Au reste, afin que cette doctrine eût plus de vigueur et de véhémence envers nous, le Prophète s’émerveille! Il ne déclare pas seulement que la génération de notre Seigneur Jésus-Christ sera éternelle, mais il se jette là comme un homme tout ébahi: Qui racontera son âge ? Ainsi donc, nous sommes admonestés à batailler contre toutes les tentations, et si nous sommes quelquefois empêchés, çà et là, si nous sommes outre l’agitation quasi-abattus, que toutefois nous résistions et travaillions à nous y efforcer, jusqu’à ce que nous soyons parvenus à ce qui nous est ici montré, c’est à savoir que la génération de notre Seigneur Jésus-Christ ne se peut connaître par les sens humains et ne se peut aussi exprimer par la bouche. Et pour ce faire, nous devons être aussi bien avertis de passer par-dessus toutes nos pensées quand il est question de nous fier à notre Seigneur Jésus-Christ et de le suivre pour être participants de l’héritage céleste qu’il nous a acquis. Il n’est pas question de nous arrêter à notre opinion et fantaisie pour bien traiter cette doctrine, comme si elle pouvait être débattue par le langage. Connaissons que notre foi, bien qu’elle dépende de l’ouïe, ne sera jamais assurée, à moins quelle reçoive témoignage de Dieu et de son Saint-Esprit; voire, un témoignage qui surpasse tout ce qui se pourra exprimer par une langue d’homme. Pour cette cause, il ne faut point que nous soyons retenus en nos appréhensions pour juger comme bon nous semblera; mais, sachons, que c’est un secret admirable et incompréhensible que le Fils unique de Dieu se soit fait homme mortel, et qu’il se soit assujetti à la mort, afin que nous en soyons exemptés; et que maintenant, au milieu de nos fragilités, nous ne laissions pas, toutefois d’avoir une vie permanente, laquelle nous possédons par la foi jusqu’à ce qu’elle nous soit manifestée au dernier jour et à sa venue63 [66], Voilà, en somme, ce que nous avons à retenir de ce passage.

Christ a souffert les plaies qui nous étaient dues

Or, derechef, le Prophète ajoute: Qu’il a été retranché de la terre des vivants et a soutenu les plaies qui étaient dues à son peuple.

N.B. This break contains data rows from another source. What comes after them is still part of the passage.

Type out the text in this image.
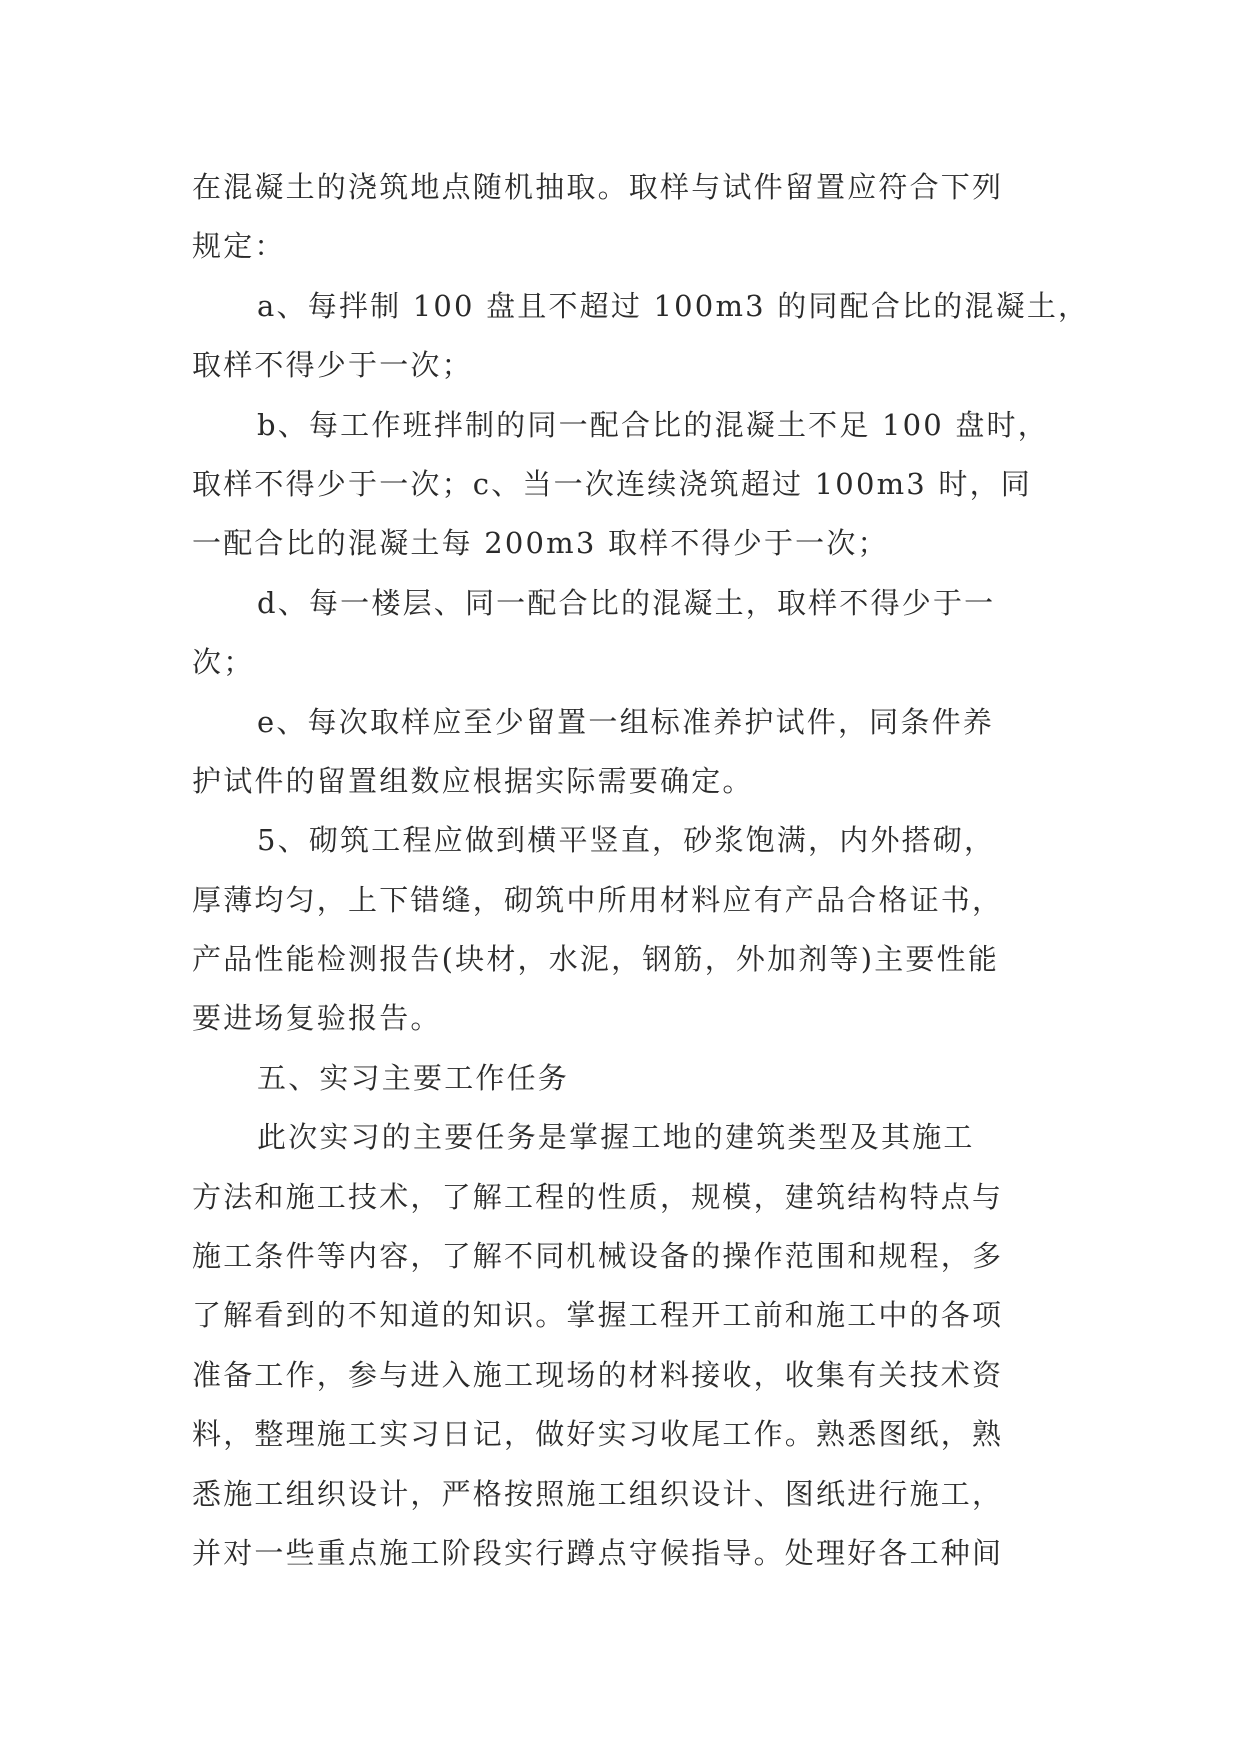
在混凝土的浇筑地点随机抽取。取样与试件留置应符合下列
规定：
a、每拌制 100 盘且不超过 100m3 的同配合比的混凝土，
取样不得少于一次；
b、每工作班拌制的同一配合比的混凝土不足 100 盘时，
取样不得少于一次；c、当一次连续浇筑超过 100m3 时，同
一配合比的混凝土每 200m3 取样不得少于一次；
d、每一楼层、同一配合比的混凝土，取样不得少于一
次；
e、每次取样应至少留置一组标准养护试件，同条件养
护试件的留置组数应根据实际需要确定。
5、砌筑工程应做到横平竖直，砂浆饱满，内外搭砌，
厚薄均匀，上下错缝，砌筑中所用材料应有产品合格证书，
产品性能检测报告(块材，水泥，钢筋，外加剂等)主要性能
要进场复验报告。
五、实习主要工作任务
此次实习的主要任务是掌握工地的建筑类型及其施工
方法和施工技术，了解工程的性质，规模，建筑结构特点与
施工条件等内容，了解不同机械设备的操作范围和规程，多
了解看到的不知道的知识。掌握工程开工前和施工中的各项
准备工作，参与进入施工现场的材料接收，收集有关技术资
料，整理施工实习日记，做好实习收尾工作。熟悉图纸，熟
悉施工组织设计，严格按照施工组织设计、图纸进行施工，
并对一些重点施工阶段实行蹲点守候指导。处理好各工种间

C’est une confirmation de ce que nous avons dit naguère, à savoir que la génération de notre Seigneur Jésus-Christ ne serait pas seulement pour sa personne, mais pour tout le corps de l’Eglise, auquel il s’est uni et avec lequel il a comme un lien inséparable. Car le Prophète nous montre que, sans cela, il faudrait dire que la mort et la passion de notre Seigneur Jésus-Christ serait inutile. Or, c’est un blasphème insupportable de penser que le Fils de Dieu soit descendu dans le monde et qu’il ait enduré une mort si cruelle, et que le jugement de Dieu soit ainsi tombé sur sa tête, qu’il ait porté la punition de nos péchés, qu’il ait été estimé comme le plus grand malfaiteur du monde, et que cependant cela n’apporte nul profit à ses fidèles! On dirait que ç’aurait été comme un jeu! Or, donc, le Prophète nous ramène là, que nous considérions bien à quelle fin et intention notre Seigneur Jésus a été ainsi battu et frappé. Cela n’est point advenu par hasard, comme il a été déclaré ci-dessus; il ne faut pas aussi seulement regarder la main des hommes et de ceux qui l’ont injustement occis, mais il nous faut élever les yeux de notre foi à ce conseil de Dieu, par lequel il avait ordonné que Jésus-Christ fût sacrifié, afin de nous acquérir la rémission de nos péchés. Puisqu’il en est ainsi, nous avons toujours à conclure que Jésus-Christ n’a point souffert pour lui, mais qu’il a enduré et souffert les plaies qui nous étaient dues.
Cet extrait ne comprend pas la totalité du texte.